- The Washington Times - Tuesday, October 10, 2017

Plans to assassinate North Korean leader Kim Jong-un and other sensitive military documents have been compromised as the result of a recent data breach, a member of South Korea’s ruling Democratic Party said Tuesday.

About 235 gigabytes of data was stolen from a South Korean Ministry of National Defense computer network in September 2016, including wartime contingency plans drafted by the U.S. and South Korea as Kim’s regime continues to threaten military action against either nation and their allies, Rep. Rhee Cheol-hee said.

North Korean hackers are suspected of being behind the data breach, Mr. Rhee said.

A spokesperson for the Ministry of National Defense in Seoul declined to comment on his claim, citing security concerns, the Korea Herald reported. North Korea has denied responsibility, South Korea’s Yonhap News Agency reported Tuesday.

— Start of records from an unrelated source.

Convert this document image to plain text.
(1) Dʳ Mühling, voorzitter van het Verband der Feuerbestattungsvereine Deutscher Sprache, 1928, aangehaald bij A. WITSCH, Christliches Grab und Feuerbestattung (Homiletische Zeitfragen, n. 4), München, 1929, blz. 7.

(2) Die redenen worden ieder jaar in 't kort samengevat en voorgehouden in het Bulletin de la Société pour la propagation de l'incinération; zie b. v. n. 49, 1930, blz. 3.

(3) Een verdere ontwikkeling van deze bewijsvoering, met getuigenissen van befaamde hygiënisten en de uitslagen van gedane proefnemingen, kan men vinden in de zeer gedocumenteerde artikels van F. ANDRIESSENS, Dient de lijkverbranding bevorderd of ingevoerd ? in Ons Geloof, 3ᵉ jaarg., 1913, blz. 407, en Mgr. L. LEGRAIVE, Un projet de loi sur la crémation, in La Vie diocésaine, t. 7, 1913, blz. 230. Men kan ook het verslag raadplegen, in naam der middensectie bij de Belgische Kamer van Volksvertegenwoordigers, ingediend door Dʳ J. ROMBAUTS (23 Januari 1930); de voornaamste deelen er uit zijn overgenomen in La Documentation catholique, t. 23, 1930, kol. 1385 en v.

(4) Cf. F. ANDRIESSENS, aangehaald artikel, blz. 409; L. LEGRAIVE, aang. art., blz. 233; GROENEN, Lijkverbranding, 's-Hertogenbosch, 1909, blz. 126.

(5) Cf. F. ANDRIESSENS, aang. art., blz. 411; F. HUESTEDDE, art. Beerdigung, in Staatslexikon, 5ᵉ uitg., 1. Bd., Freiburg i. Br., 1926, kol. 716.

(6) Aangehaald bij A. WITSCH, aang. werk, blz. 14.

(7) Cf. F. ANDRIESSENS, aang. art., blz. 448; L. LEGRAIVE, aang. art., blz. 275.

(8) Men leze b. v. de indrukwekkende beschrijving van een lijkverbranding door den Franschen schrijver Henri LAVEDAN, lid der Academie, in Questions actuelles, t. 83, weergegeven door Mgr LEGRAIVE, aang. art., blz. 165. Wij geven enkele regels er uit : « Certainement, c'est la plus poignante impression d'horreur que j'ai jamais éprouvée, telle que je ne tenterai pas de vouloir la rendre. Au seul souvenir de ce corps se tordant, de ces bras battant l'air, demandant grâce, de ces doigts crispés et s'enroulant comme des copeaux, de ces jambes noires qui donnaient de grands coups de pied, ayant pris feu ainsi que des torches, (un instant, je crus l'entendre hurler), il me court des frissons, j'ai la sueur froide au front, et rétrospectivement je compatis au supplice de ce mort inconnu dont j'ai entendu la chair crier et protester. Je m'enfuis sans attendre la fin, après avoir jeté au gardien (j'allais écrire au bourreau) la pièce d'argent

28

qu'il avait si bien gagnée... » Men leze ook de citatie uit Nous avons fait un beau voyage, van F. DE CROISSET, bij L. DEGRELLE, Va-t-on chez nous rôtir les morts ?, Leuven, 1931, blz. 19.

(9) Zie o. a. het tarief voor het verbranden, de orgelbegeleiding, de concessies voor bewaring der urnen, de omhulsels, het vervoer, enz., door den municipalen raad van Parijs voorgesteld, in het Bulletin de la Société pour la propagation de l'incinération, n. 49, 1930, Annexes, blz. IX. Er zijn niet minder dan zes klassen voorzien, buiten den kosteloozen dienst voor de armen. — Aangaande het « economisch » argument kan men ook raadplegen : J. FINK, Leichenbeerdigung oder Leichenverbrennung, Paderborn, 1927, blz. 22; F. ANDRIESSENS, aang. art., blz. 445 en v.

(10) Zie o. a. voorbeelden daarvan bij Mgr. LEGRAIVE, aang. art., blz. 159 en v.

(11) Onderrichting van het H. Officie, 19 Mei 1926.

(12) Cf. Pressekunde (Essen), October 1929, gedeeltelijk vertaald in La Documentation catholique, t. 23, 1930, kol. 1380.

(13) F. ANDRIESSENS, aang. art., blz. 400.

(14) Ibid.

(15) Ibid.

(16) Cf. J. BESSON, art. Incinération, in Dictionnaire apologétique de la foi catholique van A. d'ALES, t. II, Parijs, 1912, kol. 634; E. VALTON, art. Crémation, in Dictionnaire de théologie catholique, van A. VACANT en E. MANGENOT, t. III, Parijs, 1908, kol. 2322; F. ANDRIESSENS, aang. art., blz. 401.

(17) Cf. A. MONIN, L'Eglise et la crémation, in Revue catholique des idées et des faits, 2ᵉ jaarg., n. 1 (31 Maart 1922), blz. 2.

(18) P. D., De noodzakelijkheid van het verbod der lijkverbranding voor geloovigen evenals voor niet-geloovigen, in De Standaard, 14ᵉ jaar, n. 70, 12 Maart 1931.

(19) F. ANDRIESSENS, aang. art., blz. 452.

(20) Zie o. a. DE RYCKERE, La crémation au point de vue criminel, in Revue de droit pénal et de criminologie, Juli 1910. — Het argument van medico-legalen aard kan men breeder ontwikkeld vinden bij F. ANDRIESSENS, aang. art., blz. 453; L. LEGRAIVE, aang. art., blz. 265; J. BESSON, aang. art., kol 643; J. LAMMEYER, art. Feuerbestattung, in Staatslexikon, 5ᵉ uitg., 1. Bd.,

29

The defense ministry has only identified the contents of about 20 percent of the compromised material, Mr. Rhee said, but has already determined that the perpetrator or perpetrators behind the breach pilfered at least 295 classified documents, including 226 designated as “secret,” 42 as “confidential” and 27 for “official use only,” the Korea Herald reported.

Among the stolen classified documents were details concerning Operational Plan 5015, a wartime operational scheme drafted by Seoul and Washington allegedly involving decapitating North Korean leadership, Kim included, Mr. Rhee said, according to multiple news reports.

“I can’t reveal further details because they are a military secret,” Mr. Rhee said, The Chosun Ilbo newspaper reported Tuesday.

The Defense Ministry first acknowledged the breach in April, but said at the time that only a small number of sensitive information had been exposed, Chosun Ilbo previously reported.

North Korean hackers have been accused of conducting a handful of high-profile cyberattack during the last several years, notwithstanding the hermit kingdom being largely isolated from the rest of the world. The U.S. has blamed North Korea with hacking Sony Pictures Entertainment in 2014, and South Korea accused North Korean hackers last year of infiltrating more than 140,000 computers inside various companies and government agencies.

“There is a high possibility that the North aimed to cause confusion on a national scale by launching a simultaneous attack after securing many targets of cyber terror, or intended to continuously steal industrial and military secrets,” South Korean authorities concluded at the time.